En 1661, Mazarin meurt. Louis XIV devient maître absolu de son règne, emprisonne Fouquet et prend bientôt le soleil pour emblème. « Baptiste Lulli, gentilhomme florentin » est gratifié à 29 ans de la charge de Surintendant de la musique de la Chambre : alors que les charges à la Cour s’achètent, celle-ci est offerte par le roi à un musicien qui sait servir son image et le mettre en scène dans les ballets de cour, reléguant progressivement les courtisans au rang de spectateurs. Naturalisé, Lulli devient Lully, puis épouse Madelaine Lambert, fille d’un fameux compositeur de la Chambre qui l’a initié à l’art vocal français. Sa nombreuse progéniture (six enfants) masquera son homosexualité, alors sévèrement réprimée.
Après l’échec d’Ercole amante de Cavalli en 1662, Louis XIV choisit d’encourager la naissance d’un nouveau genre français, la comédie-ballet, qui mêle actes de comédie et intermèdes chantés et chorégraphiés. Ne vient-il pas de créer une Académie royale de danse, destinée à professionnaliser cet art ? Il invite Lully à collaborer avec Benserade, Corneille, Quinault et surtout Molière, plus âgé de dix ans.
Dotés de moyens exceptionnels, secondés par les talents du chorégraphe Beauchamp et du scénographe Vigarani, les « deux Baptiste » produisent lors de grandes fêtes des chefs-d’œuvre comme Le Mariage forcé et La Princesse d’Élide (1664), L’Amour médecin (1665), Le Sicilien (1667), Georges Dandin (1668), Monsieur de Pourceaugnac (1669), Le Bourgeois gentilhomme et Les Amants magnifiques (1670), titre qui marque les adieux du roi à la danse, ainsi que la tragédie-ballet Psyché (1671). Lully interprète des rôles écrits sur mesure : un médecin italien dans Monsieur de Pourceaugnac, le Mufti dans la cérémonie turque du Bourgeois gentilhomme. Ces années font de lui un authentique homme de théâtre.
Les visiteurs étrangers reçus à la Cour font connaître son génie hors de France, ses partitions commencent à circuler en Europe. Le public parisien profite aussi de ces spectacles que Molière redonne dans sa salle du Palais-Royal. Lully n’en retirant aucun bénéfice, leurs rapports se dégradent.
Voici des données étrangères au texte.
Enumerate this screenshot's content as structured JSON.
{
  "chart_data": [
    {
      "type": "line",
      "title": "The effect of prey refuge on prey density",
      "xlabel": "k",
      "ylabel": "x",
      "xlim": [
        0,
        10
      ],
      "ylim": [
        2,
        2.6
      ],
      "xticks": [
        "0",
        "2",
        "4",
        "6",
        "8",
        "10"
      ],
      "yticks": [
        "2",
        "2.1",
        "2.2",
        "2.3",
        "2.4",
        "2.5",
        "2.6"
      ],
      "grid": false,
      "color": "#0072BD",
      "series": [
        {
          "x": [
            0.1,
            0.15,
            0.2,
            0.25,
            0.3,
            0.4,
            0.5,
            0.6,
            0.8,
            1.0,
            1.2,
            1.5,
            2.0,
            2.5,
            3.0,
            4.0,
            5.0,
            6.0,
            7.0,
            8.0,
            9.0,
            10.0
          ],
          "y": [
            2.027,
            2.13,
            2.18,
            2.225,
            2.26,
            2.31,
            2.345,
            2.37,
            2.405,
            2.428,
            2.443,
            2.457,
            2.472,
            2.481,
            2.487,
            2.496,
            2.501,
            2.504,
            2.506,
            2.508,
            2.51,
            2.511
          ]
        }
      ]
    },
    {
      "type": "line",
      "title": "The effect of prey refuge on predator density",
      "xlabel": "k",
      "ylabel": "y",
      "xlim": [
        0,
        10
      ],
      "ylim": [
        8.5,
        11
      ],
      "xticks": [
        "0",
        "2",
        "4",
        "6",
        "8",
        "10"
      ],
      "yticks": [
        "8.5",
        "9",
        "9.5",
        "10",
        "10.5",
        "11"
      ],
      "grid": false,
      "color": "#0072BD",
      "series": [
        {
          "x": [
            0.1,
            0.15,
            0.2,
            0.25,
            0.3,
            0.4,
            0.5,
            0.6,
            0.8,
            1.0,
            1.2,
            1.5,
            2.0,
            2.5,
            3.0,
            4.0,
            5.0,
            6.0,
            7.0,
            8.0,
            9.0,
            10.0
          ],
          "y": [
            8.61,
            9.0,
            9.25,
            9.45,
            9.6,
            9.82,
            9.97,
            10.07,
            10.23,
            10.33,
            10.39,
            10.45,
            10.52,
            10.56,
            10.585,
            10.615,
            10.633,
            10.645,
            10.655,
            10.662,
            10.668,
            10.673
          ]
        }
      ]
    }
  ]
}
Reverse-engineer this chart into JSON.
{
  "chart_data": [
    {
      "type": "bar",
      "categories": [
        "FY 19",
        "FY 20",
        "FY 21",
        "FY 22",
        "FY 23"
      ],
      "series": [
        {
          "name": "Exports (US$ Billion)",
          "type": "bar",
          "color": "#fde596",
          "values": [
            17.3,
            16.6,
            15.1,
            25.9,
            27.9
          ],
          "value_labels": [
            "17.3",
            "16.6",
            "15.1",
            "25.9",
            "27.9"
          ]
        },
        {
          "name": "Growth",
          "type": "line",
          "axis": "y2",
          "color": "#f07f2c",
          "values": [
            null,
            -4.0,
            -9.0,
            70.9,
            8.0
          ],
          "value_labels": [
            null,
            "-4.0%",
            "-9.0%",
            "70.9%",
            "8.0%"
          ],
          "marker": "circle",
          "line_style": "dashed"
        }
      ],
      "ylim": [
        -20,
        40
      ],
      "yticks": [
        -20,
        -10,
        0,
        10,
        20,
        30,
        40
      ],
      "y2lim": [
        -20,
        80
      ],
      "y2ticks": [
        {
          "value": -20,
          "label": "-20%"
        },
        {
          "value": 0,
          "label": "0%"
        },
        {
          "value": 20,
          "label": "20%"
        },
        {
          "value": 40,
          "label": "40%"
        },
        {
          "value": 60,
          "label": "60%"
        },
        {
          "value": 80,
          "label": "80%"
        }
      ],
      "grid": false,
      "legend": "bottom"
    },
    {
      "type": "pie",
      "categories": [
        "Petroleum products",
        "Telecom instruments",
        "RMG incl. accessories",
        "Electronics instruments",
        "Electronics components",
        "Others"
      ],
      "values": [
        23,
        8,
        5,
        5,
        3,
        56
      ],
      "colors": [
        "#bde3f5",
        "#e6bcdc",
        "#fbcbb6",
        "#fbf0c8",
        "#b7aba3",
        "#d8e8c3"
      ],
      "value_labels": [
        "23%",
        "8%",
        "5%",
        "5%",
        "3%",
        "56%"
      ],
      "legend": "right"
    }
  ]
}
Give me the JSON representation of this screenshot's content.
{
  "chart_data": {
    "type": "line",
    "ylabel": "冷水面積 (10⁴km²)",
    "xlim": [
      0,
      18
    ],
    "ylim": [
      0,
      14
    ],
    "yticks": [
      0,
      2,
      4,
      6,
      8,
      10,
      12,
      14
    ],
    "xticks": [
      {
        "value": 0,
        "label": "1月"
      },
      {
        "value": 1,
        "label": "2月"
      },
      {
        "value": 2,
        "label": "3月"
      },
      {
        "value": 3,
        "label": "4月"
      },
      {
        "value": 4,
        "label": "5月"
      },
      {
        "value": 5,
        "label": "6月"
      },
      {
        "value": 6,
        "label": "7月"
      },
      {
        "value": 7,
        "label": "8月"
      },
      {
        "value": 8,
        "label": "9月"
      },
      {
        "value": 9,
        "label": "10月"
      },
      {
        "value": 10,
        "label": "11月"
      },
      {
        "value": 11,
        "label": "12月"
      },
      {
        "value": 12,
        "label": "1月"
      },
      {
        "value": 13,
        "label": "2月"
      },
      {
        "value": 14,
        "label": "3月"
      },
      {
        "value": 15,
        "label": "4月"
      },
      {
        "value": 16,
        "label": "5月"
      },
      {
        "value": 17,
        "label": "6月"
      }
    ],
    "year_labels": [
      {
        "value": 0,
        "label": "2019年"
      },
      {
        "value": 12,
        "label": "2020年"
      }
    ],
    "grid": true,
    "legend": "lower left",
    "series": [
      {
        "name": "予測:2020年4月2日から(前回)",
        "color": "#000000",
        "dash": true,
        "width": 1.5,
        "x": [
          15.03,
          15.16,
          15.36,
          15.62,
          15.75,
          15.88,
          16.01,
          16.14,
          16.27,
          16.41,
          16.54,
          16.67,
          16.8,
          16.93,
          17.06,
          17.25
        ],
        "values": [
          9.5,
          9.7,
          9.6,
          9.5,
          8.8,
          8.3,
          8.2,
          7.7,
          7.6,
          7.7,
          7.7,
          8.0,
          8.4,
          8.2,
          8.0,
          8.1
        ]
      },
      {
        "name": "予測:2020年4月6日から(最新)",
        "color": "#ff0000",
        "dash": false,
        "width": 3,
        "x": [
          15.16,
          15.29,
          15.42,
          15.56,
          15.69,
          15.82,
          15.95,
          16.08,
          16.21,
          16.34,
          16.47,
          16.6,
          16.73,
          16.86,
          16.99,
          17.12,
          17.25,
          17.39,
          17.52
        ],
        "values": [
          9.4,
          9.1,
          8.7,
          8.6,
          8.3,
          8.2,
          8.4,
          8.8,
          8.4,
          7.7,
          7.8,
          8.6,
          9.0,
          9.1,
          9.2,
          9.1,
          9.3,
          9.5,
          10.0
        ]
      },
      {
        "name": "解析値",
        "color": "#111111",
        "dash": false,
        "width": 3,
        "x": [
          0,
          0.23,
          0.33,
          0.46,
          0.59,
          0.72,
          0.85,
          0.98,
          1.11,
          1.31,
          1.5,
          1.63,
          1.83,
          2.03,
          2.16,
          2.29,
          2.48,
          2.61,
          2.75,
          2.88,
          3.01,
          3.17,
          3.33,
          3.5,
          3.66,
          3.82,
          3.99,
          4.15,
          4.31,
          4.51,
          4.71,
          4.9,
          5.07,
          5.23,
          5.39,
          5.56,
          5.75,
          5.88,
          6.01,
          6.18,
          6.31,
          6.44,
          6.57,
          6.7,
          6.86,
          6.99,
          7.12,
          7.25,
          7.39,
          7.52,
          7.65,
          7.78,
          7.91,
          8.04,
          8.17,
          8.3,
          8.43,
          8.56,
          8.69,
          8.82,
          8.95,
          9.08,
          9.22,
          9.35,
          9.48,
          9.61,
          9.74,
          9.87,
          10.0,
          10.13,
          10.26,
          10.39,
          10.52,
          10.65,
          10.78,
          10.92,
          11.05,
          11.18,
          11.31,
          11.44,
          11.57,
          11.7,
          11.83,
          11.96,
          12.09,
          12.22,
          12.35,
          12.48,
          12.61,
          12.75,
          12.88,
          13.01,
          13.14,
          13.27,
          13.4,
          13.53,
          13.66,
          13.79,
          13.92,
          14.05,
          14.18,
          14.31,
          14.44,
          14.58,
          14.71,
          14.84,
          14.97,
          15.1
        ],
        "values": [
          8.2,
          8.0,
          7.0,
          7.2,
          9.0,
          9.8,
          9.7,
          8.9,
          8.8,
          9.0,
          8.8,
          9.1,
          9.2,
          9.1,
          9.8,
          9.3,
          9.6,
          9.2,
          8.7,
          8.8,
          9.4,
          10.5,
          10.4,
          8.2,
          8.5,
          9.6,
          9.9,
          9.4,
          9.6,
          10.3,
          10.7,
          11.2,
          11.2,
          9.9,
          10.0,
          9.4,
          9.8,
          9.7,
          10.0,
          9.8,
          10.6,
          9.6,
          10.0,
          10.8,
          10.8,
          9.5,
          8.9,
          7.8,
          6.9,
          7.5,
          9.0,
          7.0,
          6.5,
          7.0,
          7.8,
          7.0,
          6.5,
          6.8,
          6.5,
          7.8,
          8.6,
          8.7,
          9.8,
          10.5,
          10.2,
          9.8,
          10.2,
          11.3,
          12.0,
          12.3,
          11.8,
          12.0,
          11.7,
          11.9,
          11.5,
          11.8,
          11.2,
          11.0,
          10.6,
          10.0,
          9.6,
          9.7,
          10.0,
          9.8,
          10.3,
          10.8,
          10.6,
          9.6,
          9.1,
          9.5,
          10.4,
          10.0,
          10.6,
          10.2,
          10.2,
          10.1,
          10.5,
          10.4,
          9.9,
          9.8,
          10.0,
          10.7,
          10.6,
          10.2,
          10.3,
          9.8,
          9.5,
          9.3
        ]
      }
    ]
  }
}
Autre motif de jalousie, le succès de l’Académie d’Opéra ouverte par le poète Perrin et le musicien Cambert en 1669, avec autorisation officielle (un « privilège »), dans un jeu de paume parisien. Mal gérée, l’entreprise périclite. Si bien qu’en 1672, soutenu par Colbert, Lully rachète le privilège de l’Académie à Perrin, puis le fait modifier par Louis XIV.
À 40 ans, le voilà directeur et compositeur – à vie – de l’Académie « royale » de Musique, avec un monopole absolu sur la production de spectacles musicaux dans le royaume. Poètes et musiciens se voyant privés de toute perspective de création lyrique se ligueront souvent contre lui.
Lully récupère la troupe de Cambert puis s’associe Vigarani pour les décors et, pour les livrets, Quinault, auteur à succès récemment reçu à l’Académie-Française. Ils installent un théâtre dans un jeu de paume situé rue de Vaugirard. Après un spectacle pot-pourri, Les Fêtes de l’Amour et de Bacchus, ils créent en avril 1673 Cadmus et Hermione, habilement dénommé « tragédie en musique » et reposant à la fois sur la danse et le récitatif. Séduit, Louis XIV attribue à Lully le théâtre du Palais-Royal, ceci au détriment de la troupe de Molière, deux mois après la mort de ce dernier.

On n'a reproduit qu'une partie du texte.